I have worked with energetic wagon wheels before, especially while anchoring energy in Egypt. It seems to connect different communities, or people together, the spokes representing the places to be connected. I had a feeling that these spokes were people, people who had a common cause, or belief, and who were held by this flame energy. This became clearer at the end of the service.
Next, I saw a priest bless the flame with holy water, casting little drops of it with an aspergillum (great word!), much the same as in Crawley church where the flame was blessed with incense. Although why one flame was sanctified with fire and the other with water, I have no idea. In Roman sacrificial rites, a laurel twig was used to sprinkle holy water but this was later replaced by the aspergillum. An aspergillum is used in Roman Catholic and Anglican ceremonies, including Baptism and during Easter. A priest will use the aspergillum to bless the candles, during candlemas, and the palms during Palm Sunday Mass. The name derives from the Latin verb aspergere ‘to sprinkle’. The Easter season was just about to start, so perhaps this was why the flame was being blessed. Palm Sunday was only around the corner. It would also explain the palm tree in both Chandlers Ford and here. The ceremonies carried out over Easter might have something to do with it.
At the end of the service, I stood and chatted with four of the congregation: The minister and his wife, the church-warden and another man. The rest had left. We stood around the flame, although they didn’t know it. It felt like they were the spokes of the wagon wheel because they do the rounds of all the churches I had been working on. There are not enough people in each village now for weekly services. I was particularly happy with the Minister (or Rev, or something). A lovely, connected man with a strong spiritual core, he had given a talk about mysticism, and Julian of Norwich, which struck me as very interesting, and he considered himself to be a mystic. He also explained an experience I had had during the service. We were going through the book of prayers they use and at one point I felt the energy of an Egyptian temple. The congregation then began to recite the Catholic creed. These were Anglicans; why were they reciting a Catholic prayer? This completely confused me but it also explained why I was picking up Egyptian energies. Catholic rituals go right back to Egyptian temple worship. But why was this happening in an Anglican church?
As it turned out, they are an Anglican-Catholic group, which seems to be a thing now. But it also makes sense to me, because the roots of Catholicism are in Egypt. But it was very interesting to be picking up these energies during the service and to see how Egyptian energies are still such a part of modern worship, and how that root is getting stronger again. Hopefully, though, it would not become the controlling dogma the Romans created.

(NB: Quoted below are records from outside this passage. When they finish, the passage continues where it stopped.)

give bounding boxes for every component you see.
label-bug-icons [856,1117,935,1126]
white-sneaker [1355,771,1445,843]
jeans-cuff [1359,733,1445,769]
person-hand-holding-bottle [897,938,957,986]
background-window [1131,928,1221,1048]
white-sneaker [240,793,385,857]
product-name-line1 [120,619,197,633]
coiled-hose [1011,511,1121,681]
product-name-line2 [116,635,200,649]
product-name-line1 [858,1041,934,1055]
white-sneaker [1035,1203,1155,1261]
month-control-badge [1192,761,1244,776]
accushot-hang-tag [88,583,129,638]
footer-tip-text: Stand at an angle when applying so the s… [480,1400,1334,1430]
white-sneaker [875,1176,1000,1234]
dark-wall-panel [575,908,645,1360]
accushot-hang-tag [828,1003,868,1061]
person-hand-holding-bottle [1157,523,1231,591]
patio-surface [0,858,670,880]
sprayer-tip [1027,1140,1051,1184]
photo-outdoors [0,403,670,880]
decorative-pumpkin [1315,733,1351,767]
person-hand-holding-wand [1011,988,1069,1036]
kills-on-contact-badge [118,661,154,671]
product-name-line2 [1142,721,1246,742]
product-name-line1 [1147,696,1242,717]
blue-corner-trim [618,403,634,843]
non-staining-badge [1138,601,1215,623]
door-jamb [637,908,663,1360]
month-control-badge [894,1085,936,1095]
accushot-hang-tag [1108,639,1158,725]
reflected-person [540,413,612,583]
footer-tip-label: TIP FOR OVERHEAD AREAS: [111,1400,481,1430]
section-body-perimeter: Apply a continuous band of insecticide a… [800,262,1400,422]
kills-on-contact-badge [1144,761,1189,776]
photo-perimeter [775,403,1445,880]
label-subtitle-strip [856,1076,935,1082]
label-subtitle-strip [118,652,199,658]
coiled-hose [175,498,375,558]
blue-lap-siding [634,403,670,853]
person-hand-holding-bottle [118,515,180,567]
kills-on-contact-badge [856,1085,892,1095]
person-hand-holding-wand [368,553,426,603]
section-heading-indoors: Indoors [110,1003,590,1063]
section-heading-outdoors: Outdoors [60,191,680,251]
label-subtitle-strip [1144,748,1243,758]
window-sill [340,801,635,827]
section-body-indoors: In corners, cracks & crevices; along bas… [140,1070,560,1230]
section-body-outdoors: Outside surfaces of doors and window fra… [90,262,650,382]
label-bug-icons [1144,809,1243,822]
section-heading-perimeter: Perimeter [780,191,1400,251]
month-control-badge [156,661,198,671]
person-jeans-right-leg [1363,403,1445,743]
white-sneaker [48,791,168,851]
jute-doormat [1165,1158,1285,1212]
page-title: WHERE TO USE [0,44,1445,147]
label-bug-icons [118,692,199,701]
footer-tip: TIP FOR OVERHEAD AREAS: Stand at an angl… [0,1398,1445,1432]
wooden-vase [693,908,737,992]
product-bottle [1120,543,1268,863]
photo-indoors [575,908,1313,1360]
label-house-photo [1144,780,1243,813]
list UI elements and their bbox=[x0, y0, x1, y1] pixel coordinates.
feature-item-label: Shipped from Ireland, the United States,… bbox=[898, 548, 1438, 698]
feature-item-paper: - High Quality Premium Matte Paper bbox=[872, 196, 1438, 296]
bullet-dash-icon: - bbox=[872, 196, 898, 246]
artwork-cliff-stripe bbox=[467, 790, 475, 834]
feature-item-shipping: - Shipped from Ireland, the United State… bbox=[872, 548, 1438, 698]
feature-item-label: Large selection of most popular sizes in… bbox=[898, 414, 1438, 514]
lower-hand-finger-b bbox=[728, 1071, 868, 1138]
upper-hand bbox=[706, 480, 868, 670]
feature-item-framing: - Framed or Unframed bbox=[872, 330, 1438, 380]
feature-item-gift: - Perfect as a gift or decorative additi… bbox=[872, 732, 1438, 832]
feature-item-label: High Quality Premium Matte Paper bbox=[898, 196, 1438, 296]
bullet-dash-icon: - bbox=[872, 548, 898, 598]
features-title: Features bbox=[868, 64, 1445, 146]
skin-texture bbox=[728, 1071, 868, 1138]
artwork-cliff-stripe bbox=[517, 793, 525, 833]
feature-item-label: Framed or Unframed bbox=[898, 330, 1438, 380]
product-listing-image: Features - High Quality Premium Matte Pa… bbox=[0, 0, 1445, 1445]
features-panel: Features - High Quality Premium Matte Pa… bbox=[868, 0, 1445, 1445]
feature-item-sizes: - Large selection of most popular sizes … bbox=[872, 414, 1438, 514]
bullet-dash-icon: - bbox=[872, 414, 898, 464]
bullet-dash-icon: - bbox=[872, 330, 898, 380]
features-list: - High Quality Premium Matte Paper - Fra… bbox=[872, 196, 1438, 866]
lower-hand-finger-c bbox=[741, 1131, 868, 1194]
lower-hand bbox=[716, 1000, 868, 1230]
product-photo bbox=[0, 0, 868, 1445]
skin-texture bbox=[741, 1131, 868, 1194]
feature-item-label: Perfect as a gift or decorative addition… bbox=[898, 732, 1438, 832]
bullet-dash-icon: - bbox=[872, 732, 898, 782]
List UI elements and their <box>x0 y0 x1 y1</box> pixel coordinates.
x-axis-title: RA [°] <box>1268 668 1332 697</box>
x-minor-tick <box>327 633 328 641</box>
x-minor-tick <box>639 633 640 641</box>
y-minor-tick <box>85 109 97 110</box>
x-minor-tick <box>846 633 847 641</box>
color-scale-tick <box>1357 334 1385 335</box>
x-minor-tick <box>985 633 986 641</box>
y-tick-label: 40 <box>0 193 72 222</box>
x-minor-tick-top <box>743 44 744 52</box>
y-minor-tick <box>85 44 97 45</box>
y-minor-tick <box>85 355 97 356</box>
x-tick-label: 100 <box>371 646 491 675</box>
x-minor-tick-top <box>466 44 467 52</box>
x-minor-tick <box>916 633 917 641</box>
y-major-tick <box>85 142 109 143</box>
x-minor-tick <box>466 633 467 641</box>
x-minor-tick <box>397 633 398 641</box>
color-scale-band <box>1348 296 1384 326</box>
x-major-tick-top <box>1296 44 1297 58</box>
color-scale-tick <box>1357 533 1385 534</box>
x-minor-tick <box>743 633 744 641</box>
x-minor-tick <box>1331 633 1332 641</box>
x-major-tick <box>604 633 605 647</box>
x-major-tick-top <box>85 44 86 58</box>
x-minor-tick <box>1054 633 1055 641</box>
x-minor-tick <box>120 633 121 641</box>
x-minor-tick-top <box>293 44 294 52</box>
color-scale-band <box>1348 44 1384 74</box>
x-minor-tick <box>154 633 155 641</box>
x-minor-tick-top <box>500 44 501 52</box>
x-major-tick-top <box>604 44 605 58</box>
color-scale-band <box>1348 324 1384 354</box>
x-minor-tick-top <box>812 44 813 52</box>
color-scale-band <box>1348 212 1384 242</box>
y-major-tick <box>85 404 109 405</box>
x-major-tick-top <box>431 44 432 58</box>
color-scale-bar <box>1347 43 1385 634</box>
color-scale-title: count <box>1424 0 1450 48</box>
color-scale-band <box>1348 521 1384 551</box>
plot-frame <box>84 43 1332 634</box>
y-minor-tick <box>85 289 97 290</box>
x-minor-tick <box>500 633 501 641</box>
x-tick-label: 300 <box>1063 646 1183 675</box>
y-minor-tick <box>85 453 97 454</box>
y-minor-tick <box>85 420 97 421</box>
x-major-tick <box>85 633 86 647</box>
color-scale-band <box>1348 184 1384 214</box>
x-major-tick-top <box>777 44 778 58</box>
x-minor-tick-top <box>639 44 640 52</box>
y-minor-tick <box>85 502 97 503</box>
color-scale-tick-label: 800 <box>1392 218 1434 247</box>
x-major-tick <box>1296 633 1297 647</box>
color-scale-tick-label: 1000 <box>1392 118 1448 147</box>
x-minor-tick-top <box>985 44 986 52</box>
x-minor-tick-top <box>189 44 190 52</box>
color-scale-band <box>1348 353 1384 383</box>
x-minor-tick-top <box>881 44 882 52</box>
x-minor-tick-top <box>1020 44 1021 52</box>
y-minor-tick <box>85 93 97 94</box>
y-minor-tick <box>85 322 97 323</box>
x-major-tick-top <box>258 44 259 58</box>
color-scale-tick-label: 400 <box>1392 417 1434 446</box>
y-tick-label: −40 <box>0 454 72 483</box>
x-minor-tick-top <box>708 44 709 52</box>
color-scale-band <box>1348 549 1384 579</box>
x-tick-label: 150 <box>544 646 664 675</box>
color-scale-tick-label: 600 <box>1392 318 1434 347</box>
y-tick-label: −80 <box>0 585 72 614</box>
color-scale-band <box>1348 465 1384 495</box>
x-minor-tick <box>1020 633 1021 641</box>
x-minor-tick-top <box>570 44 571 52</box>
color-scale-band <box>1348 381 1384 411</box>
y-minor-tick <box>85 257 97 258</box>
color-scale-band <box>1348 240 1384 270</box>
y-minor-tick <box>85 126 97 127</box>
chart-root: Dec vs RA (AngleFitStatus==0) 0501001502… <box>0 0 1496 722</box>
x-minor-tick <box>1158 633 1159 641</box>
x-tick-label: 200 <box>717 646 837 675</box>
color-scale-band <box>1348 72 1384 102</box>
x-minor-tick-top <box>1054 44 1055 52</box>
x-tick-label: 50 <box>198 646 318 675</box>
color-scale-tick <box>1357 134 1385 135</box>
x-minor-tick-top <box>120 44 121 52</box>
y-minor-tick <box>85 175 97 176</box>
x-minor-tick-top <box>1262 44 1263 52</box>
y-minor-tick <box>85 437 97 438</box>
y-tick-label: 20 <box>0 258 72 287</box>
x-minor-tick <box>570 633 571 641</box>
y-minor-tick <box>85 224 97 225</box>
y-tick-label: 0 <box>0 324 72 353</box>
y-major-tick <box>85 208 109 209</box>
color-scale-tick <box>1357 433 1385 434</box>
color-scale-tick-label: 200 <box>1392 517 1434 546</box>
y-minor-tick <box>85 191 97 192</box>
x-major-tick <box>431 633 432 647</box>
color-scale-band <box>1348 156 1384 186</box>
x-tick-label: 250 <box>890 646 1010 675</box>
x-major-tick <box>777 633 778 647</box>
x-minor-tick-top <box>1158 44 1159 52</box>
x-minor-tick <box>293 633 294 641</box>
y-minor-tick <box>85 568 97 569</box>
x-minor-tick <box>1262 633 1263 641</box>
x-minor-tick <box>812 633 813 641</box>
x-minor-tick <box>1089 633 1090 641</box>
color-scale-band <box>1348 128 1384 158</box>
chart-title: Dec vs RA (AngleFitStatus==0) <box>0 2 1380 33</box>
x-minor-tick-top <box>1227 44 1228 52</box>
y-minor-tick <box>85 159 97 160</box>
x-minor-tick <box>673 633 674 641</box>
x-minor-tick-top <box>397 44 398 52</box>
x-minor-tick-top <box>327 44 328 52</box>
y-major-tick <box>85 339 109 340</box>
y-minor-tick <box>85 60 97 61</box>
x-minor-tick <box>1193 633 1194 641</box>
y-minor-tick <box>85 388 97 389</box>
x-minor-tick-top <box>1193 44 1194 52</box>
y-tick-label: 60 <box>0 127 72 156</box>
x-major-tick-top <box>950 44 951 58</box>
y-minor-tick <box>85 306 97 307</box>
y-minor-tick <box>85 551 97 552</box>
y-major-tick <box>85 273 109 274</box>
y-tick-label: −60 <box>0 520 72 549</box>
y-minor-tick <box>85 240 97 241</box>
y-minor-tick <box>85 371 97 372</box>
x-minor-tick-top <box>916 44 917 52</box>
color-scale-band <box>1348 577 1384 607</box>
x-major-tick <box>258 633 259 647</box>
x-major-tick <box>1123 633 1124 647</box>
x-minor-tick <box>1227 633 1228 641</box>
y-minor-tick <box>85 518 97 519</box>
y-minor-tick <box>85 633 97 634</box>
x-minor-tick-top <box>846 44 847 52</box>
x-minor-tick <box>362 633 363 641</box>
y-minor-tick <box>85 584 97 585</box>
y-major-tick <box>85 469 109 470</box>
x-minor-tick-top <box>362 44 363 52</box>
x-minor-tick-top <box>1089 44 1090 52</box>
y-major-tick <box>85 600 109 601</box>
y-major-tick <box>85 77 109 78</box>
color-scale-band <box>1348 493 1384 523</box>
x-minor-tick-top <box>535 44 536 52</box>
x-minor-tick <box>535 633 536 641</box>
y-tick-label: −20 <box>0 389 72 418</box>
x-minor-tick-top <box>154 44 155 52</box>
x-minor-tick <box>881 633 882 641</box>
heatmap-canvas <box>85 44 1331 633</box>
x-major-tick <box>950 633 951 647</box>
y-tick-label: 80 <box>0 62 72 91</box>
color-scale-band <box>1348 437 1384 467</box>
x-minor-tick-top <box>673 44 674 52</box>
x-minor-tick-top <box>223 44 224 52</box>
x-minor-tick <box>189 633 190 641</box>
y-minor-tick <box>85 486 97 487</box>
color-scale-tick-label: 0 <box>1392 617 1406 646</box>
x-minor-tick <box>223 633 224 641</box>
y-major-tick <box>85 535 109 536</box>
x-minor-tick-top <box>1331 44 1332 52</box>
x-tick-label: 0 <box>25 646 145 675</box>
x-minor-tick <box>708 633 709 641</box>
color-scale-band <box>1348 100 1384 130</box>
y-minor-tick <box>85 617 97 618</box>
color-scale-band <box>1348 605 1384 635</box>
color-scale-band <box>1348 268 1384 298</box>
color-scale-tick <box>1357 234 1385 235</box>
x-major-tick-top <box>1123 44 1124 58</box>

When I was writing this up, I was reminded of the Bull image I had briefly seen in St Catherine’s Church in Littleton. They were saying ‘Bull-ington’, but I didn’t understand it at the time. It felt like I had come full circle, from the anchoring at Chandler’s Ford to Bullington. The above image shows the flames and their connections. Only one of those churches, St Mary the Lesser in Chilbolton, had an energy attached, but didn’t seem to be a major part of the circuit; the same as Crawly Church didn’t feel connected to the main circuit.